The core of the system is the t(key, locale=..., **kwargs) function, located in autograder/translations.

Usage Example

from autograder.translations import t

# Basic translation
name = t("web_dev.html.check_head.description", locale="pt-br")

# Translation with variables
report = t(
    "web_dev.html.has_tag.report", 
    locale="en", 
    tag="div", 
    found_count=2, 
    required_count=5
)

Key Features

  • Nested Lookup: Supports dot-notation (e.g., a.b.c) to traverse hierarchical dictionaries.
  • Graceful Fallback: If a key is missing in the target locale (e.g., pt-br), it automatically falls back to the default locale (en).
  • Locale Normalization: Common formats like pt-br are automatically normalized to pt_br to match Python module naming conventions.
  • Variable Interpolation: Uses standard Python .format() syntax for dynamic values.

Translation Catalogs

Catalogs are JSON files located in autograder/translations/. Using JSON allows the same translation keys to be shared across a multi-language ecosystem (e.g., Prisma API, Frontend, CLI).

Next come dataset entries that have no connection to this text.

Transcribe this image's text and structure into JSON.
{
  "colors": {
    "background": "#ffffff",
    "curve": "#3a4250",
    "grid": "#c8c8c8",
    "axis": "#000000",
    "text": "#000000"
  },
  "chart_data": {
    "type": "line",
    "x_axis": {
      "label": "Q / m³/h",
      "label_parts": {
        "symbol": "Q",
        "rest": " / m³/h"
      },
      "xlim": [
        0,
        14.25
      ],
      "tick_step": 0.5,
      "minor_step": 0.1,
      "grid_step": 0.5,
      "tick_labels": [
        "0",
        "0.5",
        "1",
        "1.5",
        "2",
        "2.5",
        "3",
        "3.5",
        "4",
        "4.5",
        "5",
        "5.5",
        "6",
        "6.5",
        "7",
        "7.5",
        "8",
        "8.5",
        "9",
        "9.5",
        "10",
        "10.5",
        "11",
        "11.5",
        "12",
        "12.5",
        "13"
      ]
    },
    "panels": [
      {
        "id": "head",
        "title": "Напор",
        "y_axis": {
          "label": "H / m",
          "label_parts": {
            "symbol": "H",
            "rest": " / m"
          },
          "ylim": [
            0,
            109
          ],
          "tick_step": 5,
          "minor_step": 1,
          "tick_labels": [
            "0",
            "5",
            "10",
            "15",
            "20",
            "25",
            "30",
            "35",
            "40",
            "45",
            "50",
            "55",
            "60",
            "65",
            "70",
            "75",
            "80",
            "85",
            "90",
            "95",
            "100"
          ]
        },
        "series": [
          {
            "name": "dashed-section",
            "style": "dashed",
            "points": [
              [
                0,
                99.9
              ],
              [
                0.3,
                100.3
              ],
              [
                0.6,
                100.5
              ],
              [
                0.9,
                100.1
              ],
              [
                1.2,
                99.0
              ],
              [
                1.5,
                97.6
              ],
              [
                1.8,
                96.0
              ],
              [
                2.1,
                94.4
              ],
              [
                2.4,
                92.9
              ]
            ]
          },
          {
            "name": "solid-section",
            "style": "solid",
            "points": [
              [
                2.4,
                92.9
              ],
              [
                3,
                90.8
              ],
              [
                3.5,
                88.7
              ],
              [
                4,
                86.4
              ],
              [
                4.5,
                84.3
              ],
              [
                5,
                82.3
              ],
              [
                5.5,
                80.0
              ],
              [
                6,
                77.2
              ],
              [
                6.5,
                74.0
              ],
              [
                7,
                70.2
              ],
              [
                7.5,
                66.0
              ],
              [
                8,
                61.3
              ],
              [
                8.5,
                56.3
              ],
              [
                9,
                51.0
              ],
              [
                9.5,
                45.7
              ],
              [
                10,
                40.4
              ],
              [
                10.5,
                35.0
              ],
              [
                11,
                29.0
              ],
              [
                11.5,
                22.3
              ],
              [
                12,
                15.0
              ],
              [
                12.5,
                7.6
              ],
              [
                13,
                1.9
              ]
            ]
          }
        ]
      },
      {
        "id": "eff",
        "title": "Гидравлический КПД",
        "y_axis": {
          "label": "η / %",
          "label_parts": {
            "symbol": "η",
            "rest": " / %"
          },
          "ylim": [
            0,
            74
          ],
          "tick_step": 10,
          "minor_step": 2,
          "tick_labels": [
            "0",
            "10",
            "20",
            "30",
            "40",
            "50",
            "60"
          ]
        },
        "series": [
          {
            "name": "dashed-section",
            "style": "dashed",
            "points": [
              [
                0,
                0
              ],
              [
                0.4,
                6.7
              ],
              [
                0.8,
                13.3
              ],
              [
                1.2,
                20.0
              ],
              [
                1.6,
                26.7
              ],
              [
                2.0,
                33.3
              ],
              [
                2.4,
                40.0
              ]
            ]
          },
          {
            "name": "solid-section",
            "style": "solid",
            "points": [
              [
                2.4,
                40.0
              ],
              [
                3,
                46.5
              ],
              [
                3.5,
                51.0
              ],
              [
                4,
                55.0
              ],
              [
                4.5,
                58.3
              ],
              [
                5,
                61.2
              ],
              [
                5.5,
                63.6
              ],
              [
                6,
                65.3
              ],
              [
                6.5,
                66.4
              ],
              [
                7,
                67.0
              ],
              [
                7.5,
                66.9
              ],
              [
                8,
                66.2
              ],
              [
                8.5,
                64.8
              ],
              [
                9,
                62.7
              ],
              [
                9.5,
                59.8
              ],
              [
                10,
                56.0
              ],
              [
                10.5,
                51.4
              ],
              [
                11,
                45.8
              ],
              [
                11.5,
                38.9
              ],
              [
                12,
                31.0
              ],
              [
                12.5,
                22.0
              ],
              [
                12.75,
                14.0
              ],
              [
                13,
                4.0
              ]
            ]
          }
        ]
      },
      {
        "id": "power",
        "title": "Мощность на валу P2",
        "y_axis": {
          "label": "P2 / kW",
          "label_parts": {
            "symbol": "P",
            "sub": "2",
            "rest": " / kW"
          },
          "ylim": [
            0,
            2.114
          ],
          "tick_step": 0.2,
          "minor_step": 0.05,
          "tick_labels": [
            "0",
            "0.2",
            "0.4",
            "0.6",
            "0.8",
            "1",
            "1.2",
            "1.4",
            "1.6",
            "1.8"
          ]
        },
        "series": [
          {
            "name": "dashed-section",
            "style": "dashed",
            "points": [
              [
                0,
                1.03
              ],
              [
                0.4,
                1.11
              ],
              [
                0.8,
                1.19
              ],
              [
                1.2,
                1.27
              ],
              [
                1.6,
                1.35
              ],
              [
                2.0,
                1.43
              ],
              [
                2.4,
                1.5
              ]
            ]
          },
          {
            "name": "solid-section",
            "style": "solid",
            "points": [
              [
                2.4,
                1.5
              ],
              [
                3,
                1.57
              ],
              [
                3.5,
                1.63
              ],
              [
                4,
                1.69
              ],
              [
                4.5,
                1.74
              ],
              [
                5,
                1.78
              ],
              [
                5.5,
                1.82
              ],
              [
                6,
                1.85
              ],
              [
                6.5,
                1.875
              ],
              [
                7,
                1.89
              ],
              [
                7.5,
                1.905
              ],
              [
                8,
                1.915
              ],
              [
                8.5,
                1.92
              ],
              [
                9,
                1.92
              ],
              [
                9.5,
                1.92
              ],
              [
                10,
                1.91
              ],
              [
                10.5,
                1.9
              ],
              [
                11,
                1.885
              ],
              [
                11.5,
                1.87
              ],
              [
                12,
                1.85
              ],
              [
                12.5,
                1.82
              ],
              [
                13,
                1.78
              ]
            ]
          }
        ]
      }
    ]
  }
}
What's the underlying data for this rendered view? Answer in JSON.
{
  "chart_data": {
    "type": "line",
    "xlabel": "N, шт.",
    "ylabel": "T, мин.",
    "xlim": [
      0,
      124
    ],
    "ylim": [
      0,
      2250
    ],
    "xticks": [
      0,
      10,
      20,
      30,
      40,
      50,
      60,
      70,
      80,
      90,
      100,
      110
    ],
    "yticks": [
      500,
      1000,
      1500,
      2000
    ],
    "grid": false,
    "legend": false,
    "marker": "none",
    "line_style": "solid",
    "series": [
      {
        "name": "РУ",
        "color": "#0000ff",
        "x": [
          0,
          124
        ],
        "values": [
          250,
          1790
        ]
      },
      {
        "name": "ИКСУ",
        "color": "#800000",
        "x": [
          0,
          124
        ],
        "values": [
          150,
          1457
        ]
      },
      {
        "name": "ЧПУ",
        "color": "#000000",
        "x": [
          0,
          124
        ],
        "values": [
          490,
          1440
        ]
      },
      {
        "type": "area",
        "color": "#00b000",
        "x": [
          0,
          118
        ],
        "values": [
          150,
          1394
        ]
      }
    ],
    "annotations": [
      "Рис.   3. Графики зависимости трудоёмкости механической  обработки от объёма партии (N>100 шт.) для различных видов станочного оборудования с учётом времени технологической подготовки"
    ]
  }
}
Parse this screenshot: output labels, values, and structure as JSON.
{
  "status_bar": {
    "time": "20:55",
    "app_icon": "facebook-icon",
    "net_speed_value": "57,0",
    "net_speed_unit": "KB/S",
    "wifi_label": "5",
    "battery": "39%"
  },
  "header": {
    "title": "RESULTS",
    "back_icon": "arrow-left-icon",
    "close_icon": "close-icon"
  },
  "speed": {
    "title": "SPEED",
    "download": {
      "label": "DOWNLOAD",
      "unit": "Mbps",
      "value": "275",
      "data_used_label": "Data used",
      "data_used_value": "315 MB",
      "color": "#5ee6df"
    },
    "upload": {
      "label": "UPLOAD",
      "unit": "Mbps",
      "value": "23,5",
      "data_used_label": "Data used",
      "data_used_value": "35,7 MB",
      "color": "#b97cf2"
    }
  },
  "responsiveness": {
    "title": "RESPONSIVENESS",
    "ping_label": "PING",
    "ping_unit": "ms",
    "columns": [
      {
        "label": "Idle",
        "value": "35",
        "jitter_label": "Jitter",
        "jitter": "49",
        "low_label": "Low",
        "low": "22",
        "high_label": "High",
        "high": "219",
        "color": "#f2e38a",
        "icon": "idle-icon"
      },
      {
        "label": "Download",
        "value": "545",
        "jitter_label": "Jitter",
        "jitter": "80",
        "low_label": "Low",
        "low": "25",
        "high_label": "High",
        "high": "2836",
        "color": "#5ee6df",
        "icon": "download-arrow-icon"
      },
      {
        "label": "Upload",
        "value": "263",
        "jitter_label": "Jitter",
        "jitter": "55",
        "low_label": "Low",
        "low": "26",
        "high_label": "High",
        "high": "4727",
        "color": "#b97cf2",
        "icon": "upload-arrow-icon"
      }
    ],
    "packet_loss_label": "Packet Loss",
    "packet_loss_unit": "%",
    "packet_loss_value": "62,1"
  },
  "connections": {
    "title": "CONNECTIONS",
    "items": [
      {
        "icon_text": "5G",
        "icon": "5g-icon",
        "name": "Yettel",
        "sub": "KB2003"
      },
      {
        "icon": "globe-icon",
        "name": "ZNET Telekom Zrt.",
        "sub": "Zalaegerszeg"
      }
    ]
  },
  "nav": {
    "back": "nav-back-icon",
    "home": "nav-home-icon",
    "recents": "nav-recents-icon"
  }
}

Catalog Structure (Nested)

We use a nested structure to organize strings by domain and feature:

// autograder/translations/en.json
{
    "web_dev": {
        "html": {
            "check_head": {
                "description": "Checks if a tag exists in the <head>.",
                "report": {
                    "found": "Tag <{tag}> found.",
                    "not_found": "Tag <{tag}> not found."
                }
            }
        }
      }
}

Main Categories

  1. preflight: Errors during environment setup and requirement checks.
  2. feedback: Report headers, category labels (Essential vs. Bonus), and instructions.
  3. ai: Prompts used by the AiExecutor.
  4. web_dev: Specialized test strings for the Web Development library.

Adding a New Language

  1. Create a new file in autograder/translations/ named after the ISO 639-1 code + region, using snake_case for the filename (e.g., pt_br.json).
  2. Define the JSON structure by copying it from en.json.
  3. The new language will be automatically available via t(..., locale="pt-br").

Best Practices

  1. Never Hardcode: Any string that a student will see must use t().
  2. Use Dot-Notation: Use descriptive paths that reflect the module structure.
  3. Keep Parity: Always ensure that new keys added to en.json are also added to local catalogs (e.g., pt_br.json) to avoid unexpected fallbacks.
  4. Leaf Strings: Ensure the path points to a string, not a sub-dictionary. For example, use report.found instead of just report.